Answer Key

1. (B) kinetic
2. (B) $A^2$
3. (C) $\frac{A}{\sqrt{2}}$
4. (B) $\frac{1}{2}m\omega^2 A^2$
5. (C) twice

6. $KE=\frac{1}{2}m\omega^2(A^2-x^2)$, $PE=\frac{1}{2}m\omega^2 x^2$, $E=\frac{1}{2}m\omega^2 A^2$.
7. $E=\frac{1}{2}\times1\times4^2\times0.1^2=\frac{1}{2}\times16\times0.01=0.08\ \text{J}$.

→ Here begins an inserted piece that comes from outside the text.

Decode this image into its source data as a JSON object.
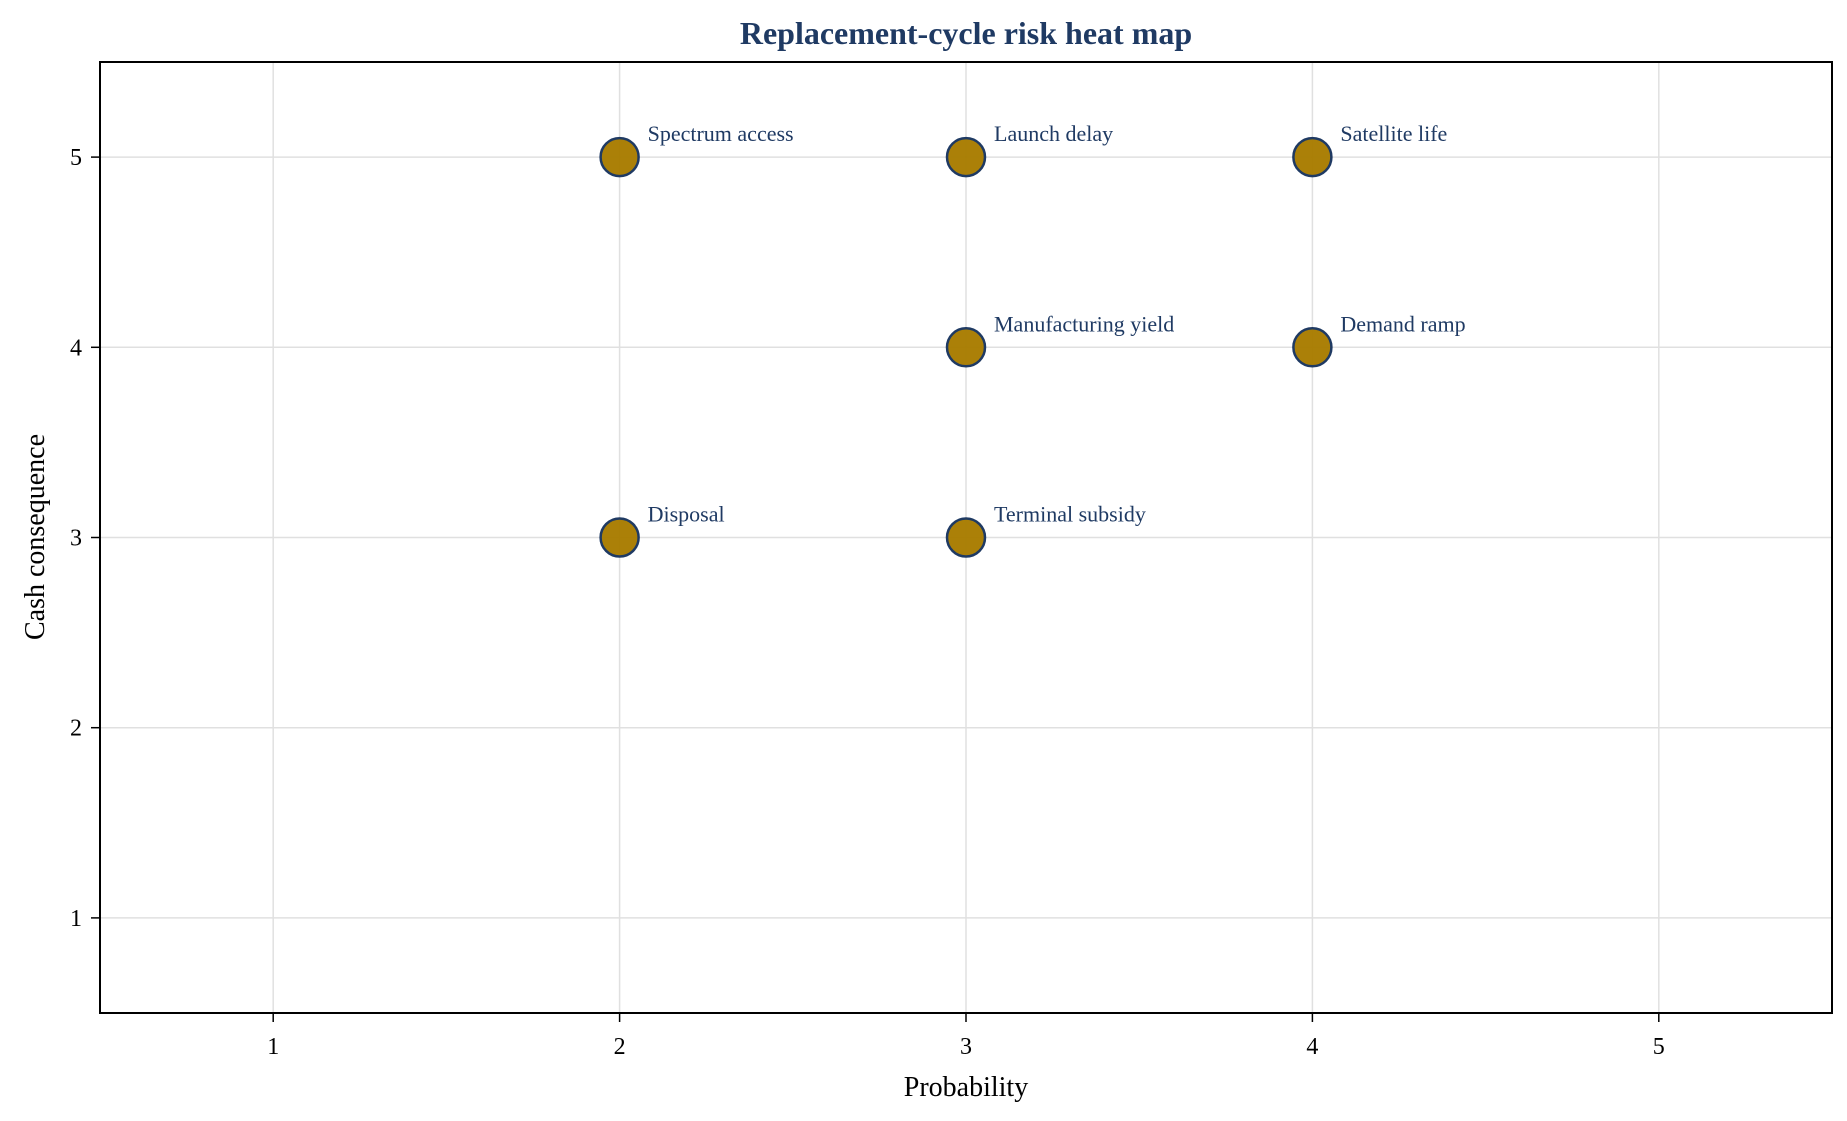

8. The restoring force is conservative, so energy only transfers between KE and PE; their sum $\frac{1}{2}m\omega^2 A^2$ stays constant.

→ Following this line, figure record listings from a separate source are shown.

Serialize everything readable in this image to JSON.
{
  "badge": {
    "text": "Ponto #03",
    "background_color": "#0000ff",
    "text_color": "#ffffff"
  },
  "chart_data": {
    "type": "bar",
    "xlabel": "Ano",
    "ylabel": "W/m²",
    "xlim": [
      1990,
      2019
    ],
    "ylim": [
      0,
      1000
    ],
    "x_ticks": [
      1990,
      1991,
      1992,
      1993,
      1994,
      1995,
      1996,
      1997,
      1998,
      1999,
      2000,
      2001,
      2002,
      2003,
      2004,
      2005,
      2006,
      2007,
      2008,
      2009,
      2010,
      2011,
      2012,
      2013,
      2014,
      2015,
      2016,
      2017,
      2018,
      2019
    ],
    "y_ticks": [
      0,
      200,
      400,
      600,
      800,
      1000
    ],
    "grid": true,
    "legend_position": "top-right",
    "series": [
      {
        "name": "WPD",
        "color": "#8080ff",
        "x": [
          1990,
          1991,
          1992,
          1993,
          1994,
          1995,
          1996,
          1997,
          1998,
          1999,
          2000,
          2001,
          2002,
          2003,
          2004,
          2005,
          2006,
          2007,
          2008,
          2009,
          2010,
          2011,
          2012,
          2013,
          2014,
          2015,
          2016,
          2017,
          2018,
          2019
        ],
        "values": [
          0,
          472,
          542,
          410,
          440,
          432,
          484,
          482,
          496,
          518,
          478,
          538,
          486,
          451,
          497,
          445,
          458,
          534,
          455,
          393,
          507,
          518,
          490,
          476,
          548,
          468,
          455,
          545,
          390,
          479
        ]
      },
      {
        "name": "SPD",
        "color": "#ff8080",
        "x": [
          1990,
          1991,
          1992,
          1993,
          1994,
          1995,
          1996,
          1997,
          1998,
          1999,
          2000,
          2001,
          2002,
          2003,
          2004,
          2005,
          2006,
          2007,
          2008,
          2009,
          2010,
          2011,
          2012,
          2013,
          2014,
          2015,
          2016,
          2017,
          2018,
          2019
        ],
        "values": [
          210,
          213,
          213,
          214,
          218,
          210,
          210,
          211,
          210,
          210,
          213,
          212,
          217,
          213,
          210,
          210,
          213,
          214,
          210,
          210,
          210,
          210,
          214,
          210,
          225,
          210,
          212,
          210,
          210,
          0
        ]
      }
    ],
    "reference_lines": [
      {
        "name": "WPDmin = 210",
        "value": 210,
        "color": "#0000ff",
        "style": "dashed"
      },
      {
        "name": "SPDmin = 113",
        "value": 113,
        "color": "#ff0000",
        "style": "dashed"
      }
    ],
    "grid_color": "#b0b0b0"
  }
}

9. $KE+PE=\frac{1}{2}m\omega^2(A^2-x^2)+\frac{1}{2}m\omega^2 x^2=\frac{1}{2}m\omega^2 A^2$; the $x$ terms cancel, so $E$ is constant.
10. $\frac{KE}{PE}=\frac{A^2-x^2}{x^2}=\frac{A^2-A^2/4}{A^2/4}=\frac{3/4}{1/4}=3:1$.

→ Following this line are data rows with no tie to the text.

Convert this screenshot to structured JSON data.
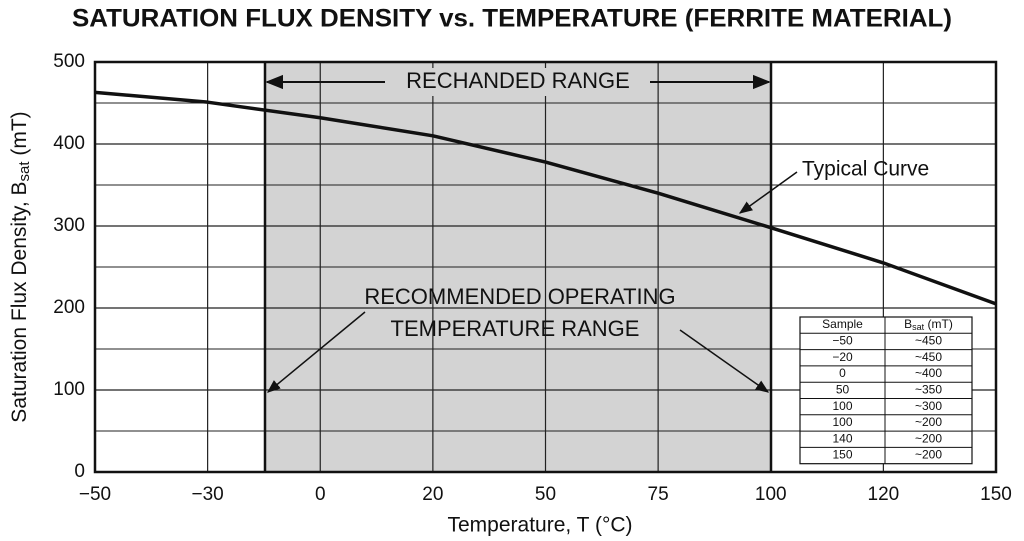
{
  "chart_data": {
    "type": "line",
    "title": "SATURATION FLUX DENSITY vs. TEMPERATURE (FERRITE MATERIAL)",
    "xlabel": "Temperature, T (°C)",
    "ylabel": [
      "Saturation Flux Density, B",
      "sat",
      " (mT)"
    ],
    "categories": [
      "−50",
      "−30",
      "0",
      "20",
      "50",
      "75",
      "100",
      "120",
      "150"
    ],
    "series": [
      {
        "name": "Typical Curve",
        "color": "#111111",
        "values": [
          463,
          451,
          432,
          410,
          378,
          340,
          298,
          255,
          205
        ]
      }
    ],
    "ylim": [
      0,
      500
    ],
    "yticks": [
      0,
      100,
      200,
      300,
      400,
      500
    ],
    "minor_yticks": [
      50,
      150,
      250,
      350,
      450
    ],
    "grid": true,
    "annotations": [
      "RECHANDED RANGE",
      "RECOMMENDED OPERATING",
      "TEMPERATURE RANGE"
    ],
    "shade_color": "#d3d3d3",
    "table": {
      "headers": [
        [
          "Sample"
        ],
        [
          "B",
          "sat",
          " (mT)"
        ]
      ],
      "rows": [
        [
          "−50",
          "~450"
        ],
        [
          "−20",
          "~450"
        ],
        [
          "0",
          "~400"
        ],
        [
          "50",
          "~350"
        ],
        [
          "100",
          "~300"
        ],
        [
          "100",
          "~200"
        ],
        [
          "140",
          "~200"
        ],
        [
          "150",
          "~200"
        ]
      ]
    }
  }
}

11. From $v=\omega\sqrt{A^2-x^2}$, $KE=\frac{1}{2}m\omega^2(A^2-x^2)$. Work against $F=-m\omega^2 x$ gives $PE=\frac{1}{2}m\omega^2 x^2$. Sum: $E=\frac{1}{2}m\omega^2 A^2$ (constant). KE is a downward parabola (max at $x=0$), PE an upward parabola (max at $x=\pm A$), and they add to the horizontal line $E$.